For Doornbos that includes work in film and other areas of theater as well.
In fact, he got his start in more traditional theater work as a youngster and continued pursing that interest at Calvin, where he majored in communications. He performed in several theater productions while at Calvin and then studied theater for a year at Southern Methodist University in Dallas. From there he went to Chicago, where he performed in local theater, and ended up in New York, where he attended Circle in the Square Theatre School.
"Both of my parents [Clarence Doornbos '62 and Jan Jouwstra Doornbos '62] are very supportive of my acting career," he said. "They are both performing artists themselves, but they went the route of education. I did have several people question me about an acting career. They would say, 'Okay, that's what you like, but what are you really going to do?' I think one of my defining moments was when somebody asked me, 'What are you going to fall back on?' and I realized I didn't want anything to fall back on because this is what I wanted to do."
Doornbos said his work with Blue Man Group gives him the creative energy to pursue his other interests.
He has written, produced and directed three short filmsJesus Factor, Fear of Flying and Buzzkilland has ideas for another. Fear of Flying was recently selected, along with two other short films, for the Slamdance Online Film competition, a leading American film festival and originally started as an alternative to the more well-known Sundance Film Festival.
Doornbos is also working with three other Blue Man Group colleagues on a feature-length film project that he hopes to begin filming in about a year.
"I enjoy the story process," said Doornbos. "I don't want to teach anybody anything. I feel compelled to tell a story and see how it affects people. I like to see who connects with it and who doesn't. It's a difficult process though. It's about having the energy and the courage to think that other people want to hear and listen to my story.
"This concept is a primary element that I absorbed from Blue Man Group," he continued. "I saw these three guys who created something that they thought was interesting, and they thought other people might think so too. It's all about the idea that someone's personal story might have relevance and interest to someone else. You have to do it and trust that other people will find it interesting as well."
Once a short film is out in circulation, the goal is to get someone interested enough to pursue other projects with you, possibly even a feature film, he said.
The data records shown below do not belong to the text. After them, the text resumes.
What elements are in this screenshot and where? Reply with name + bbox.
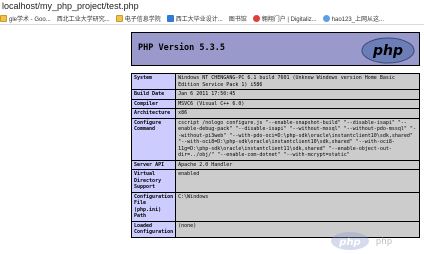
page-content: PHP Version 5.3.5 php System Windows NT … xyxy=(0,26,424,254)
globe-icon xyxy=(322,14,330,22)
bookmark-label: 翱翔门户 | Digitaliz... xyxy=(261,16,317,23)
table-row: Compiler MSVC6 (Visual C++ 6.0) xyxy=(130,98,420,109)
bookmark-label: 西工大毕业设计... xyxy=(175,16,223,23)
bookmark-label: 西北工业大学研究... xyxy=(56,16,110,23)
address-bar[interactable]: localhost/my_php_project/test.php xyxy=(0,0,424,12)
table-row: Virtual Directory Support enabled xyxy=(130,169,420,193)
bookmark-label: 电子信息学院 xyxy=(124,16,161,23)
row-value: x86 xyxy=(175,108,420,119)
site-icon xyxy=(166,14,174,22)
bookmarks-bar: gle学术 - Goo... 西北工业大学研究... 电子信息学院 西工大毕业设… xyxy=(0,12,424,25)
row-value: (none) xyxy=(175,220,420,238)
row-key: System xyxy=(130,73,177,90)
row-value: enabled xyxy=(175,169,420,193)
row-value: Apache 2.0 Handler xyxy=(175,159,420,170)
table-row: Configuration File (php.ini) Path C:\Win… xyxy=(130,191,420,222)
row-key: Virtual Directory Support xyxy=(130,169,177,193)
row-key: Architecture xyxy=(130,108,177,119)
row-value: cscript /nologo configure.js "--enable-s… xyxy=(175,117,420,161)
table-row: Build Date Jan 6 2011 17:50:45 xyxy=(130,89,420,100)
php-header: PHP Version 5.3.5 php xyxy=(131,32,420,66)
url-text[interactable]: localhost/my_php_project/test.php xyxy=(0,1,139,11)
folder-icon xyxy=(0,14,7,22)
row-key: Configuration File (php.ini) Path xyxy=(130,191,177,222)
bookmark-item[interactable]: 电子信息学院 xyxy=(115,14,161,23)
bookmark-item[interactable]: 图书馆 xyxy=(229,14,247,23)
pin-icon xyxy=(252,14,260,22)
php-info-table: System Windows NT CHENGANG-PC 6.1 build … xyxy=(130,73,420,238)
row-value: C:\Windows xyxy=(175,191,420,222)
bookmark-item[interactable]: gle学术 - Goo... xyxy=(0,14,51,23)
watermark-logo-icon: php xyxy=(331,232,369,250)
row-key: Server API xyxy=(130,159,177,170)
folder-icon xyxy=(115,14,123,22)
table-row: Configure Command cscript /nologo config… xyxy=(130,117,420,161)
row-value: Jan 6 2011 17:50:45 xyxy=(175,89,420,100)
bookmark-item[interactable]: hao123_上网从这... xyxy=(322,14,385,23)
bookmark-label: gle学术 - Goo... xyxy=(9,16,51,23)
row-key: Configure Command xyxy=(130,117,177,161)
table-row: System Windows NT CHENGANG-PC 6.1 build … xyxy=(130,73,420,90)
row-value: Windows NT CHENGANG-PC 6.1 build 7601 (U… xyxy=(175,73,420,90)
row-key: Build Date xyxy=(130,89,177,100)
bookmark-item[interactable]: 西工大毕业设计... xyxy=(166,14,223,23)
php-logo-text: php xyxy=(372,43,403,59)
php-version-title: PHP Version 5.3.5 xyxy=(138,43,225,53)
bookmark-item[interactable]: 西北工业大学研究... xyxy=(57,14,110,23)
table-row: Loaded Configuration (none) xyxy=(130,220,420,238)
bookmark-item[interactable]: 翱翔门户 | Digitaliz... xyxy=(252,14,317,23)
row-key: Loaded Configuration xyxy=(130,220,177,238)
bookmark-label: 图书馆 xyxy=(228,16,247,23)
php-logo-icon: php xyxy=(361,37,415,64)
table-row: Server API Apache 2.0 Handler xyxy=(130,159,420,170)
row-value: MSVC6 (Visual C++ 6.0) xyxy=(175,98,420,109)
table-row: Architecture x86 xyxy=(130,108,420,119)
bookmark-label: hao123_上网从这... xyxy=(331,16,385,23)
watermark-text: php xyxy=(376,236,393,246)
watermark-logo-text: php xyxy=(338,237,360,248)
row-key: Compiler xyxy=(130,98,177,109)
"I love everything about the film making process," he said. "I like the story process and I like casting it. Once I find the right actors, shooting it is a blast and editing it is another creative process. I love everything creative and technical about it."
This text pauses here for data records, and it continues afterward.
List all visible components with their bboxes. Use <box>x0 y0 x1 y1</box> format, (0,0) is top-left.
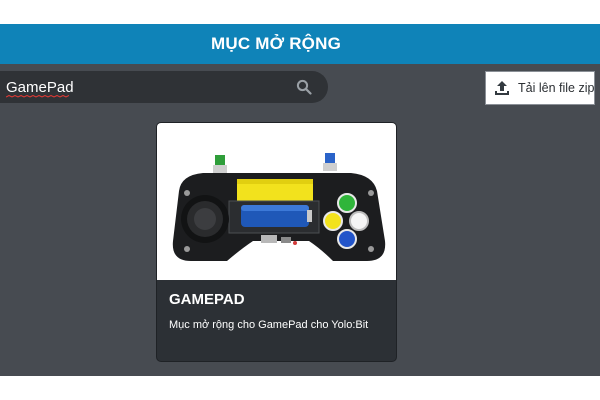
search-icon[interactable] <box>296 79 312 95</box>
gamepad-illustration <box>172 153 386 261</box>
page-title: MỤC MỞ RỘNG <box>210 34 342 53</box>
search-bar <box>0 71 328 103</box>
spellcheck-underline <box>6 95 69 98</box>
extension-card-gamepad[interactable]: GAMEPAD Mục mở rộng cho GamePad cho Yolo… <box>156 122 397 362</box>
extensions-panel: MỤC MỞ RỘNG Tải lên file zip <box>0 24 600 376</box>
extension-description: Mục mở rộng cho GamePad cho Yolo:Bit <box>169 319 369 331</box>
upload-icon <box>495 81 509 95</box>
gamepad-image <box>157 123 396 280</box>
upload-zip-button[interactable]: Tải lên file zip <box>485 71 595 105</box>
upload-button-label: Tải lên file zip <box>518 81 595 95</box>
page-title-bar: MỤC MỞ RỘNG <box>0 24 600 64</box>
extension-title: GAMEPAD <box>169 291 245 308</box>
The ability to express his ideas is something he thanks Calvin for, he said. "When I was at Calvin, I was introduced to the fact that there were other ways of thinking," Doornbos said. "Calvin encouraged me to explore different opinions and ideas. Clearly it (going to Calvin) did open the pathway for that. I don't feel that I can go out and change the world's mind, but I can interpret a part of the world I'm in and I don't have to accept everything I see."
Being in a creative environment has been good for Doornbos, he said.
"What [Blue Man Group founders] Chris, Matt and Phil do so well is build a community of artists that work together," he said. "There's like this central energy point with everything else spinning off-like a tornado. A lot of us who are in Blue Man have other projects too. This is a place where you can launch out into other creative pursuits."
Exactly where that will lead Doornbos is unclear at this point.
"The biggest thing for me is constantly staying prepared for the next thing that comes along," he said. "I just want to be sure that when additional opportunities come along I don't blow it."
For now though, Doonbos is quite happy being Blue.